Home Health & Hospice Week

Know Your Facts:

Feds Examine Subsequent SOC Episodes For F2F

Subsequent SOC episodes have different diagnosis about ¾ of the time, data reveal.

The Centers for Medicare & Medicaid Services used these 2012 statistics when promulgating the new switch from requiring face-to-face encounters and documentation for initial versus start-of-care episodes:

• The average number of days between a partial episode payment (PEP) episode and a subsequent episode of care was 17.5 days.

• Subsequent episodes initiated with a SOC OASIS represented 12.7 percent of all home health episodes.

• However, only 2.2 percent of episodes were PEP episodes.

• About 60 percent of the time there was a hospitalization between a PEP episode and the subsequent episode of care.

• When comparing the primary reason for home care (primary diagnosis OASIS item M1020) at the ICD–9 three-digit category level, subsequent episodes initiated with a SOC OASIS had a different primary diagnosis than the previous episode about 73 percent of the time.

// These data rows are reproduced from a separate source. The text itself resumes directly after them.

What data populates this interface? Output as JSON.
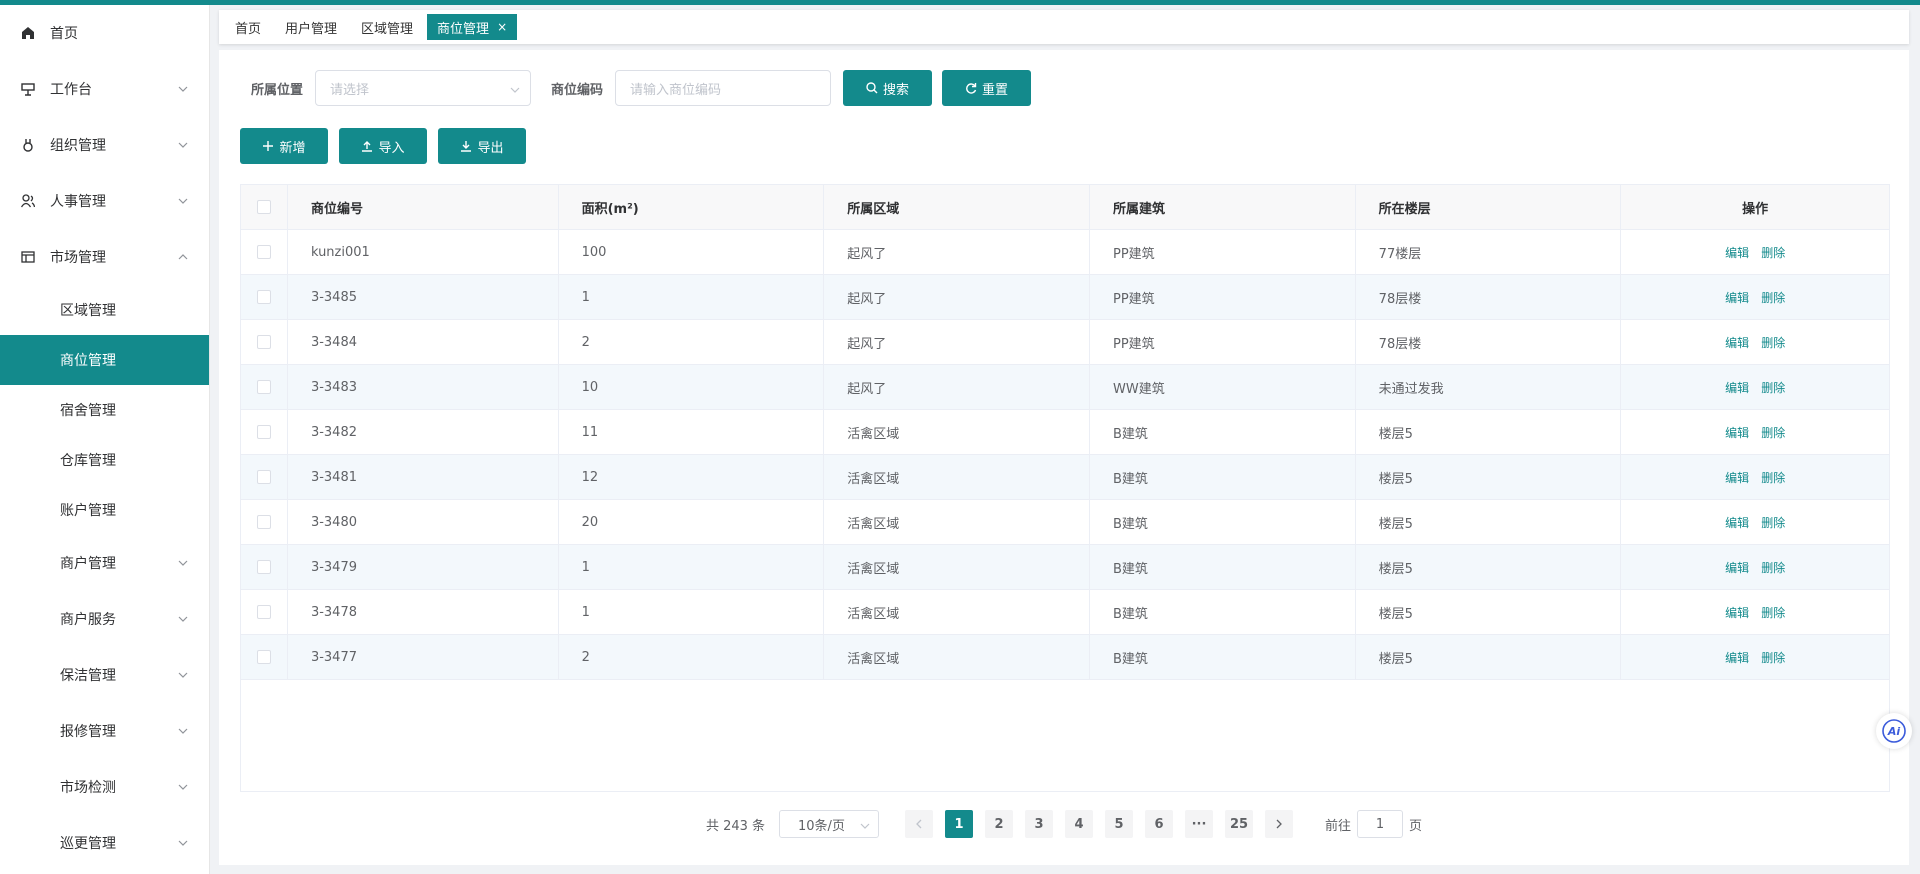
{
  "sidebar": {
    "items": [
      {
        "label": "首页",
        "icon": "home-icon"
      },
      {
        "label": "工作台",
        "icon": "workbench-icon",
        "expandable": true
      },
      {
        "label": "组织管理",
        "icon": "medal-icon",
        "expandable": true
      },
      {
        "label": "人事管理",
        "icon": "users-icon",
        "expandable": true
      },
      {
        "label": "市场管理",
        "icon": "market-icon",
        "expanded": true
      }
    ],
    "market_sub": [
      "区域管理",
      "商位管理",
      "宿舍管理",
      "仓库管理",
      "账户管理"
    ],
    "market_sub_active": "商位管理",
    "more": [
      "商户管理",
      "商户服务",
      "保洁管理",
      "报修管理",
      "市场检测",
      "巡更管理"
    ]
  },
  "tabs": [
    {
      "label": "首页"
    },
    {
      "label": "用户管理"
    },
    {
      "label": "区域管理"
    },
    {
      "label": "商位管理",
      "active": true,
      "close": "×"
    }
  ],
  "filters": {
    "location_label": "所属位置",
    "location_placeholder": "请选择",
    "code_label": "商位编码",
    "code_placeholder": "请输入商位编码",
    "search_label": "搜索",
    "reset_label": "重置"
  },
  "actions": {
    "add_label": "新增",
    "import_label": "导入",
    "export_label": "导出"
  },
  "table": {
    "columns": [
      "商位编号",
      "面积(m²)",
      "所属区域",
      "所属建筑",
      "所在楼层",
      "操作"
    ],
    "edit_label": "编辑",
    "delete_label": "删除",
    "rows": [
      [
        "kunzi001",
        "100",
        "起风了",
        "PP建筑",
        "77楼层"
      ],
      [
        "3-3485",
        "1",
        "起风了",
        "PP建筑",
        "78层楼"
      ],
      [
        "3-3484",
        "2",
        "起风了",
        "PP建筑",
        "78层楼"
      ],
      [
        "3-3483",
        "10",
        "起风了",
        "WW建筑",
        "未通过发我"
      ],
      [
        "3-3482",
        "11",
        "活禽区域",
        "B建筑",
        "楼层5"
      ],
      [
        "3-3481",
        "12",
        "活禽区域",
        "B建筑",
        "楼层5"
      ],
      [
        "3-3480",
        "20",
        "活禽区域",
        "B建筑",
        "楼层5"
      ],
      [
        "3-3479",
        "1",
        "活禽区域",
        "B建筑",
        "楼层5"
      ],
      [
        "3-3478",
        "1",
        "活禽区域",
        "B建筑",
        "楼层5"
      ],
      [
        "3-3477",
        "2",
        "活禽区域",
        "B建筑",
        "楼层5"
      ]
    ]
  },
  "pagination": {
    "total": "共 243 条",
    "page_size": "10条/页",
    "pages": [
      "1",
      "2",
      "3",
      "4",
      "5",
      "6",
      "···",
      "25"
    ],
    "current": "1",
    "goto_label": "前往",
    "goto_value": "1",
    "goto_suffix": "页"
  },
  "ai_badge": "Ai",
  "colors": {
    "primary": "#138a8c",
    "striped_row": "#f3f8fc"
  }
}
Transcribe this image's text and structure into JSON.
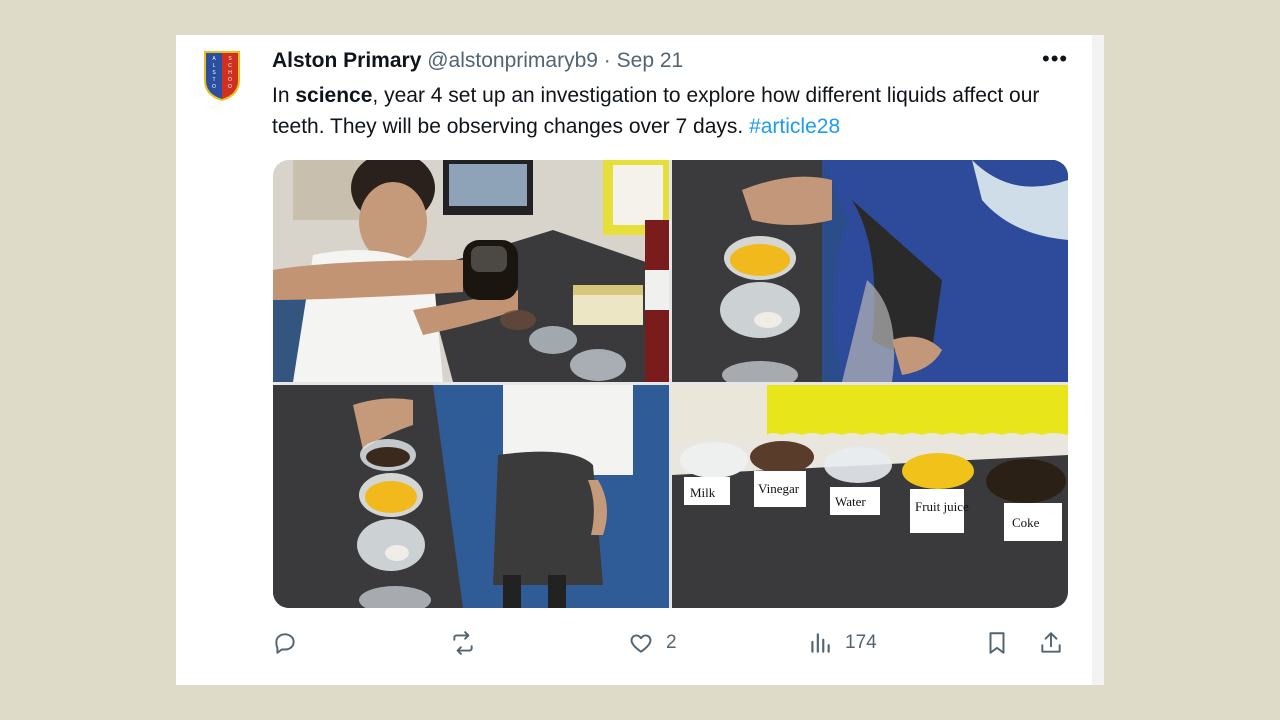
{
  "tweet": {
    "display_name": "Alston Primary",
    "handle": "@alstonprimaryb9",
    "separator": "·",
    "date": "Sep 21",
    "more_label": "•••",
    "text_before": "In ",
    "text_bold": "science",
    "text_after": ", year 4 set up an investigation to explore how different liquids affect our teeth. They will be observing changes over 7 days. ",
    "hashtag": "#article28"
  },
  "avatar": {
    "left_letters": "ALSTON",
    "right_letters": "SCHOOL",
    "colors": {
      "blue": "#2a4fa0",
      "red": "#d03020",
      "gold": "#e8c020"
    }
  },
  "media": {
    "labels": [
      "Milk",
      "Vinegar",
      "Water",
      "Fruit juice",
      "Coke"
    ],
    "colors": {
      "counter": "#3a3a3c",
      "wall_yellow": "#e8e61a",
      "uniform_blue": "#2e4a9a"
    }
  },
  "actions": {
    "reply": {
      "icon": "reply-icon",
      "count": ""
    },
    "retweet": {
      "icon": "retweet-icon",
      "count": ""
    },
    "like": {
      "icon": "heart-icon",
      "count": "2"
    },
    "views": {
      "icon": "views-icon",
      "count": "174"
    },
    "bookmark": {
      "icon": "bookmark-icon"
    },
    "share": {
      "icon": "share-icon"
    }
  }
}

• The subsequent episode’s primary diagnosis was different from the previous episodes’ primary diagnosis about 70 percent of the time when the subsequent episode was with the same HHA, and 80 percent of the time when the subsequent episode was with a different HHA.

• For subsequent episodes that followed a PEP, episodes initiated with a SOC OASIS had a different primary diagnosis than the previous episode about 72 percent of the time — about 66 percent of the time with the same HHA, and 76 percent of the time with a different HHA.

• When there was an intervening hospitalization between the PEP episode and the episode that followed, clinical levels matched in 53 percent of instances and functional levels matched in 63 percent of instances.

• When there was an intervening hospitalization between the PEP episode and the episode that followed, clinical levels were higher in 24 percent of the episodes that followed PEP episodes and lower in 22 percent of episodes. Functional levels were higher in about 20 percent of episodes that followed PEP episodes and lower in 17 percent of episodes.

• In 2013, 12 percent of home health patients receiving home care needed urgent, unplanned care in the emergency room and 16 percent of home health patients had to be admitted to the hospital.